FIG. 6.

TSA enhances the interaction between HIF-1α and HSP70. A. HIF-1α interacts with HSP70. RCC4-VHL⁻ cells were treated with increasing concentrations of TSA for 4 h, and cell lysates were immunoprecipitated (IP) with anti-HIF-1α monoclonal antibodies. The precipitate was immunoblotted with anti-HIF-1α and anti-HSP70. B. HSP70 interacts with HIF-1a. Cells were treated as described for panel A, but lysates were precipitated with anti-HSP-70 monoclonal antibodies. C. TSA treatment increases HIF-1α in lysate pellets. VHL⁻ cells were treated for 6 h in the presence or absence of MG132 and TSA. The cell lysates were centrifuged, and the cell pellets were resuspended in loading buffer and analyzed by Western blotting. D. TSA treatment enhances HSP90 acetylation.
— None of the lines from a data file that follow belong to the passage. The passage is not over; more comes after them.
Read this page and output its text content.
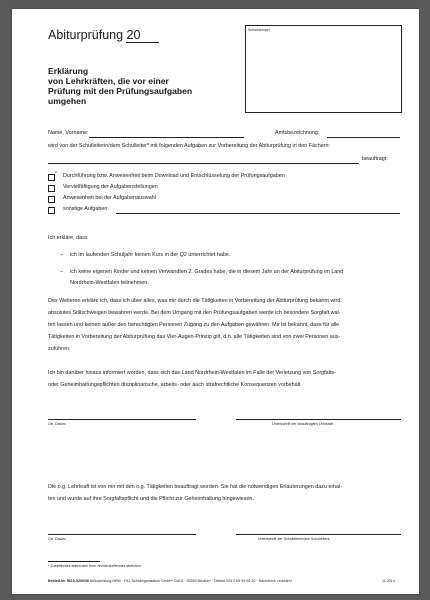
Abiturprüfung 20	Schulstempel
Erklärung
von Lehrkräften, die vor einer
Prüfung mit den Prüfungsaufgaben
umgehen
Name, Vorname:	Amtsbezeichnung:
wird von der Schulleiterin/dem Schulleiter* mit folgenden Aufgaben zur Vorbereitung der Abiturprüfung in den Fächern:
beauftragt:
* Durchführung bzw. Anwesenheit beim Download und Entschlüsselung der Prüfungsaufgaben
Vervielfältigung der Aufgabenstellungen
Anwesenheit bei der Aufgabenauswahl
sonstige Aufgaben:
Ich erkläre, dass
– ich im laufenden Schuljahr keinen Kurs in der Q2 unterrichtet habe.
– ich keine eigenen Kinder und keinen Verwandten 2. Grades habe, die in diesem Jahr an der Abiturprüfung im Land
Nordrhein-Westfalen teilnehmen.
Des Weiteren erkläre ich, dass ich über alles, was mir durch die Tätigkeiten in Vorbereitung der Abiturprüfung bekannt wird,
absolutes Stillschweigen bewahren werde. Bei dem Umgang mit den Prüfungsaufgaben werde ich besondere Sorgfalt wal-
ten lassen und keinen außer den berechtigten Personen Zugang zu den Aufgaben gewähren. Mir ist bekannt, dass für alle
Tätigkeiten in Vorbereitung der Abiturprüfung das Vier-Augen-Prinzip gilt, d.h. alle Tätigkeiten sind von zwei Personen aus-
zuführen.
Ich bin darüber hinaus informiert worden, dass sich das Land Nordrhein-Westfalen im Falle der Verletzung von Sorgfalts-
oder Geheimhaltungspflichten disziplinarische, arbeits- oder auch strafrechtliche Konsequenzen vorbehält.
Ort, Datum	Unterschrift der beauftragten Lehrkraft
Die o.g. Lehrkraft ist von mir mit den o.g. Tätigkeiten beauftragt worden. Sie hat die notwendigen Erläuterungen dazu erhal-
ten und wurde auf ihre Sorgfaltspflicht und die Pflicht zur Geheimhaltung hingewiesen.
Ort, Datum	Unterschrift der Schulleiterin/des Schulleiters
* Zutreffendes ankreuzen bzw. Nichtzutreffendes streichen
Bestell-Nr. 5610-0200/36 Abiturprüfung NRW · F&L Schulorganisation GmbH+CoKG · 59269 Beckum · Telefon 025 21/9 99 09-10 · Nachdruck verboten!	11.2014
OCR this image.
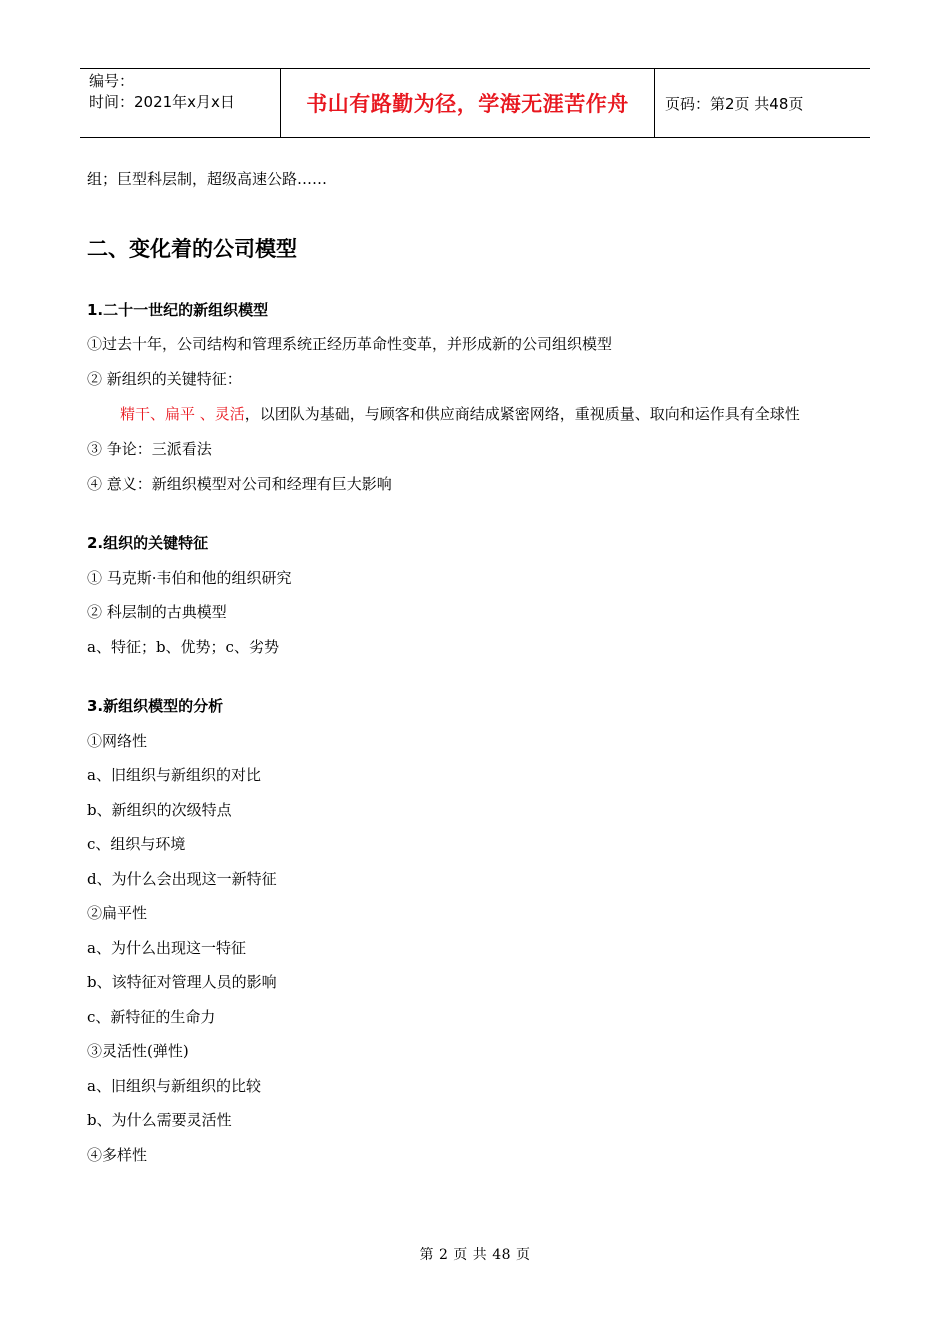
编号：
时间：2021年x月x日	书山有路勤为径，学海无涯苦作舟 页码：第2页 共48页
组；巨型科层制，超级高速公路……
二、变化着的公司模型
1.二十一世纪的新组织模型
①过去十年，公司结构和管理系统正经历革命性变革，并形成新的公司组织模型
② 新组织的关键特征：
精干、扁平 、灵活，以团队为基础，与顾客和供应商结成紧密网络，重视质量、取向和运作具有全球性
③ 争论：三派看法
④ 意义：新组织模型对公司和经理有巨大影响
2.组织的关键特征
① 马克斯·韦伯和他的组织研究
② 科层制的古典模型
a、特征；b、优势；c、劣势
3.新组织模型的分析
①网络性
a、旧组织与新组织的对比
b、新组织的次级特点
c、组织与环境
d、为什么会出现这一新特征
②扁平性
a、为什么出现这一特征
b、该特征对管理人员的影响
c、新特征的生命力
③灵活性(弹性)
a、旧组织与新组织的比较
b、为什么需要灵活性
④多样性
第 2 页 共 48 页
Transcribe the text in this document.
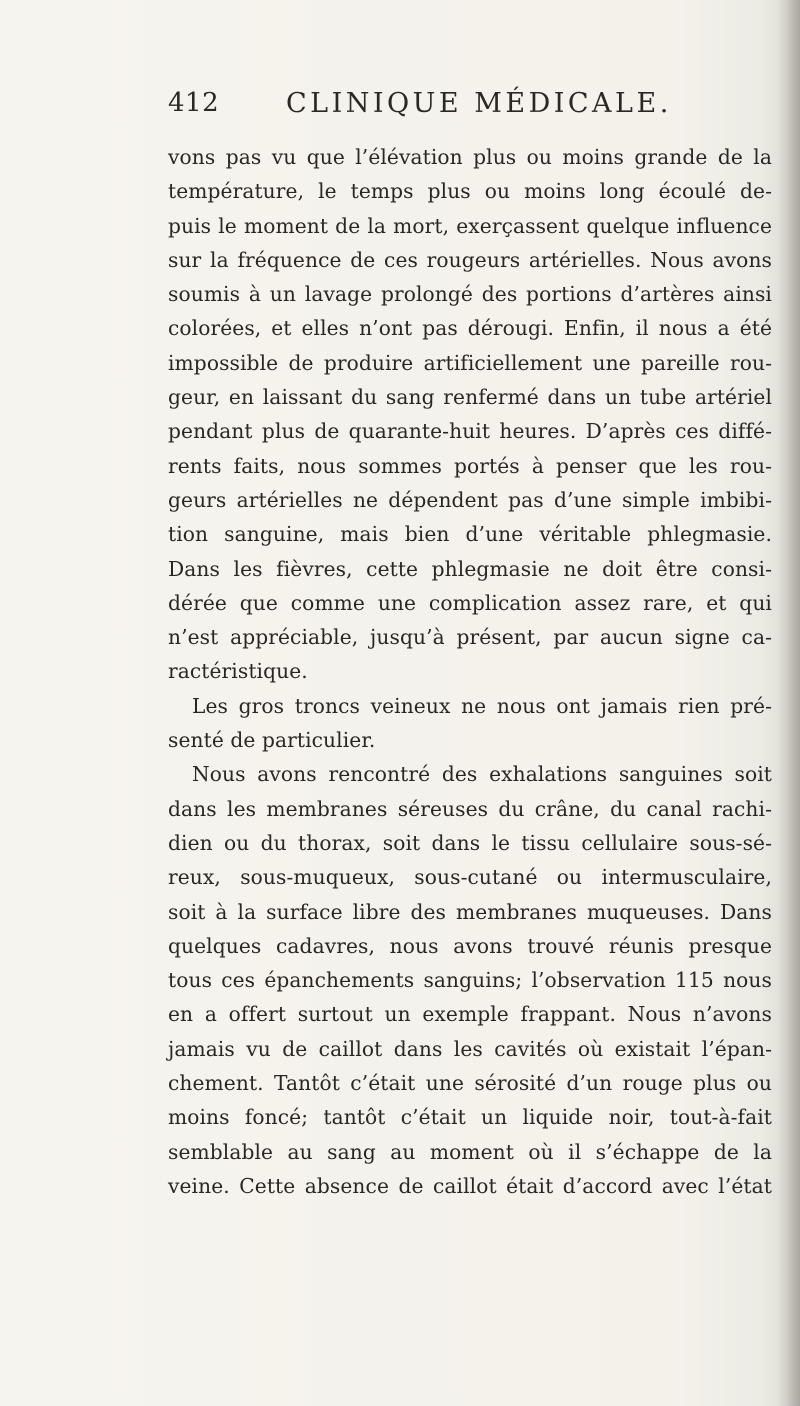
412 CLINIQUE MÉDICALE.
vons pas vu que l’élévation plus ou moins grande de la
température, le temps plus ou moins long écoulé de-
puis le moment de la mort, exerçassent quelque influence
sur la fréquence de ces rougeurs artérielles. Nous avons
soumis à un lavage prolongé des portions d’artères ainsi
colorées, et elles n’ont pas dérougi. Enfin, il nous a été
impossible de produire artificiellement une pareille rou-
geur, en laissant du sang renfermé dans un tube artériel
pendant plus de quarante-huit heures. D’après ces diffé-
rents faits, nous sommes portés à penser que les rou-
geurs artérielles ne dépendent pas d’une simple imbibi-
tion sanguine, mais bien d’une véritable phlegmasie.
Dans les fièvres, cette phlegmasie ne doit être consi-
dérée que comme une complication assez rare, et qui
n’est appréciable, jusqu’à présent, par aucun signe ca-
ractéristique.
Les gros troncs veineux ne nous ont jamais rien pré-
senté de particulier.
Nous avons rencontré des exhalations sanguines soit
dans les membranes séreuses du crâne, du canal rachi-
dien ou du thorax, soit dans le tissu cellulaire sous-sé-
reux, sous-muqueux, sous-cutané ou intermusculaire,
soit à la surface libre des membranes muqueuses. Dans
quelques cadavres, nous avons trouvé réunis presque
tous ces épanchements sanguins; l’observation 115 nous
en a offert surtout un exemple frappant. Nous n’avons
jamais vu de caillot dans les cavités où existait l’épan-
chement. Tantôt c’était une sérosité d’un rouge plus ou
moins foncé; tantôt c’était un liquide noir, tout-à-fait
semblable au sang au moment où il s’échappe de la
veine. Cette absence de caillot était d’accord avec l’état
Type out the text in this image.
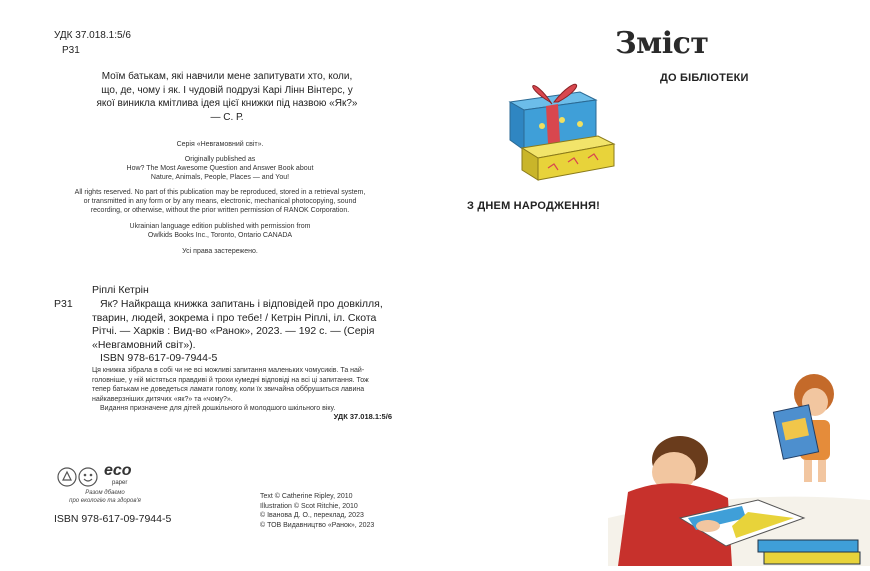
УДК 37.018.1:5/6
Р31
Моїм батькам, які навчили мене запитувати хто, коли, що, де, чому і як. І чудовій подрузі Карі Лінн Вінтерс, у якої виникла кмітлива ідея цієї книжки під назвою «Як?» — С. Р.
Серія «Невгамовний світ».
Originally published as
How? The Most Awesome Question and Answer Book about
Nature, Animals, People, Places — and You!
All rights reserved. No part of this publication may be reproduced, stored in a retrieval system,
or transmitted in any form or by any means, electronic, mechanical photocopying, sound
recording, or otherwise, without the prior written permission of RANOK Corporation.
Ukrainian language edition published with permission from
Owlkids Books Inc., Toronto, Ontario CANADA
Усі права застережено.
Ріплі Кетрін
Р31	Як? Найкраща книжка запитань і відповідей про довкілля, тварин, людей, зокрема і про тебе! / Кетрін Ріплі, іл. Скота Рітчі. — Харків : Вид-во «Ранок», 2023. — 192 с. — (Серія «Невгамовний світ»).
ISBN 978-617-09-7944-5
Ця книжка зібрала в собі чи не всі можливі запитання маленьких чомусиків. Та най-
головніше, у ній містяться правдиві й трохи кумедні відповіді на всі ці запитання. Тож
тепер батькам не доведеться ламати голову, коли їх звичайна оббрушиться лавина
найкаверзніших дитячих «як?» та «чому?».
Видання призначене для дітей дошкільного й молодшого шкільного віку.
УДК 37.018.1:5/6
eco
paper
Разом дбаємо
про екологію та здоров'я
Text © Catherine Ripley, 2010
Illustration © Scot Ritchie, 2010
© Іванова Д. О., переклад, 2023
© ТОВ Видавництво «Ранок», 2023
ISBN 978-617-09-7944-5
Зміст
З ДНЕМ НАРОДЖЕННЯ!
ДО БІБЛІОТЕКИ
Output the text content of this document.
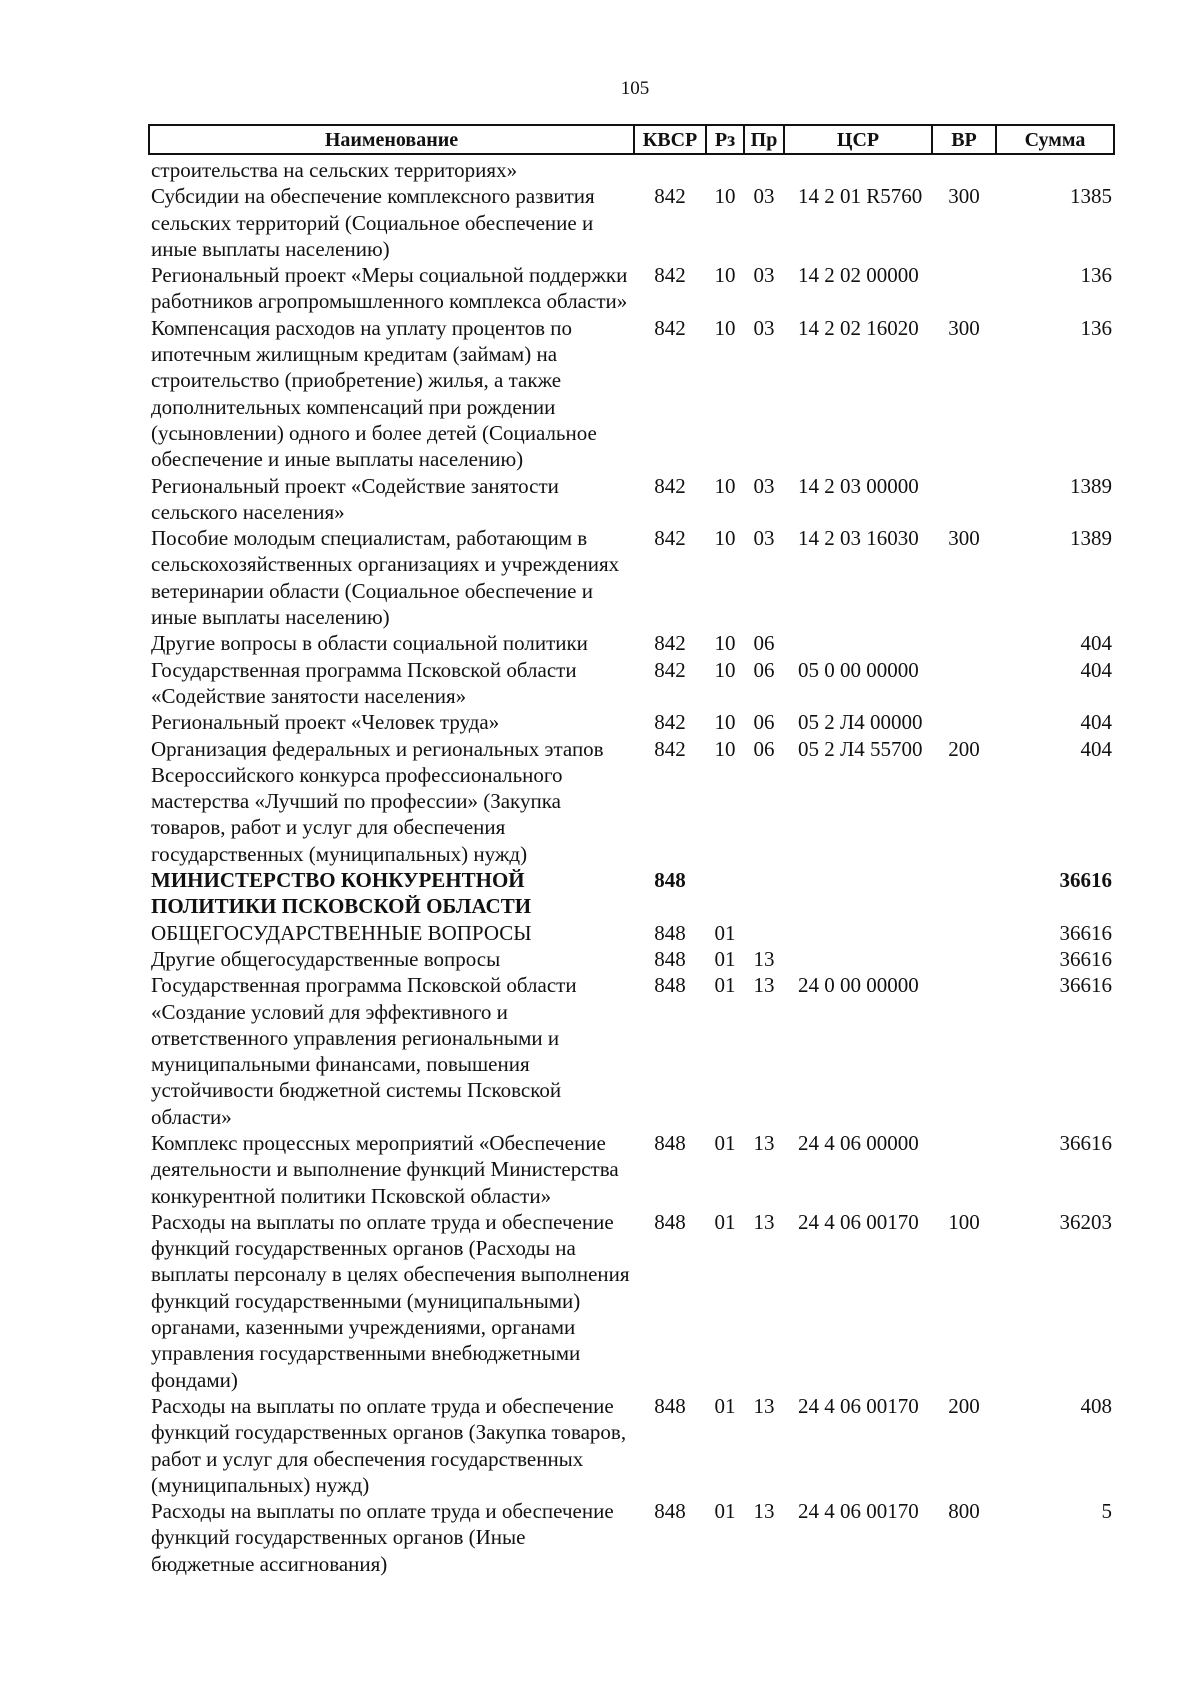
105
Наименование	КВСР	Рз	Пр	ЦСР	ВР	Сумма
строительства на сельских территориях»						
Субсидии на обеспечение комплексного развития сельских территорий (Социальное обеспечение и иные выплаты населению)	842	10	03	14 2 01 R5760	300	1385
Региональный проект «Меры социальной поддержки работников агропромышленного комплекса области»	842	10	03	14 2 02 00000		136
Компенсация расходов на уплату процентов по ипотечным жилищным кредитам (займам) на строительство (приобретение) жилья, а также дополнительных компенсаций при рождении (усыновлении) одного и более детей (Социальное обеспечение и иные выплаты населению)	842	10	03	14 2 02 16020	300	136
Региональный проект «Содействие занятости сельского населения»	842	10	03	14 2 03 00000		1389
Пособие молодым специалистам, работающим в сельскохозяйственных организациях и учреждениях ветеринарии области (Социальное обеспечение и иные выплаты населению)	842	10	03	14 2 03 16030	300	1389
Другие вопросы в области социальной политики	842	10	06			404
Государственная программа Псковской области «Содействие занятости населения»	842	10	06	05 0 00 00000		404
Региональный проект «Человек труда»	842	10	06	05 2 Л4 00000		404
Организация федеральных и региональных этапов Всероссийского конкурса профессионального мастерства «Лучший по профессии» (Закупка товаров, работ и услуг для обеспечения государственных (муниципальных) нужд)	842	10	06	05 2 Л4 55700	200	404
МИНИСТЕРСТВО КОНКУРЕНТНОЙ ПОЛИТИКИ ПСКОВСКОЙ ОБЛАСТИ	848					36616
ОБЩЕГОСУДАРСТВЕННЫЕ ВОПРОСЫ	848	01				36616
Другие общегосударственные вопросы	848	01	13			36616
Государственная программа Псковской области «Создание условий для эффективного и ответственного управления региональными и муниципальными финансами, повышения устойчивости бюджетной системы Псковской области»	848	01	13	24 0 00 00000		36616
Комплекс процессных мероприятий «Обеспечение деятельности и выполнение функций Министерства конкурентной политики Псковской области»	848	01	13	24 4 06 00000		36616
Расходы на выплаты по оплате труда и обеспечение функций государственных органов (Расходы на выплаты персоналу в целях обеспечения выполнения функций государственными (муниципальными) органами, казенными учреждениями, органами управления государственными внебюджетными фондами)	848	01	13	24 4 06 00170	100	36203
Расходы на выплаты по оплате труда и обеспечение функций государственных органов (Закупка товаров, работ и услуг для обеспечения государственных (муниципальных) нужд)	848	01	13	24 4 06 00170	200	408
Расходы на выплаты по оплате труда и обеспечение функций государственных органов (Иные бюджетные ассигнования)	848	01	13	24 4 06 00170	800	5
RCC4-VHL⁻ cells were treated with TSA (600 nM) for 6 h followed by immunoprecipitation with anti-HSP90 antibodies. Whole-cell lysates and immunoprecipitation results were analyzed by Western blotting utilizing anti-HSP90 and anti-acetylated lysine (a-AcLys) antibodies. E. TSA treatment decreases the interaction between HSP90 and HIF-1α. RCC4-VHL⁻ cells were incubated with TSA (600 nM) for 6 h followed by immunoprecipitation with anti-HIF-1α antibodies. The immunoprecipitation results was analyzed by Western blotting using anti-HIF-1α and anti-HSP90 antibodies.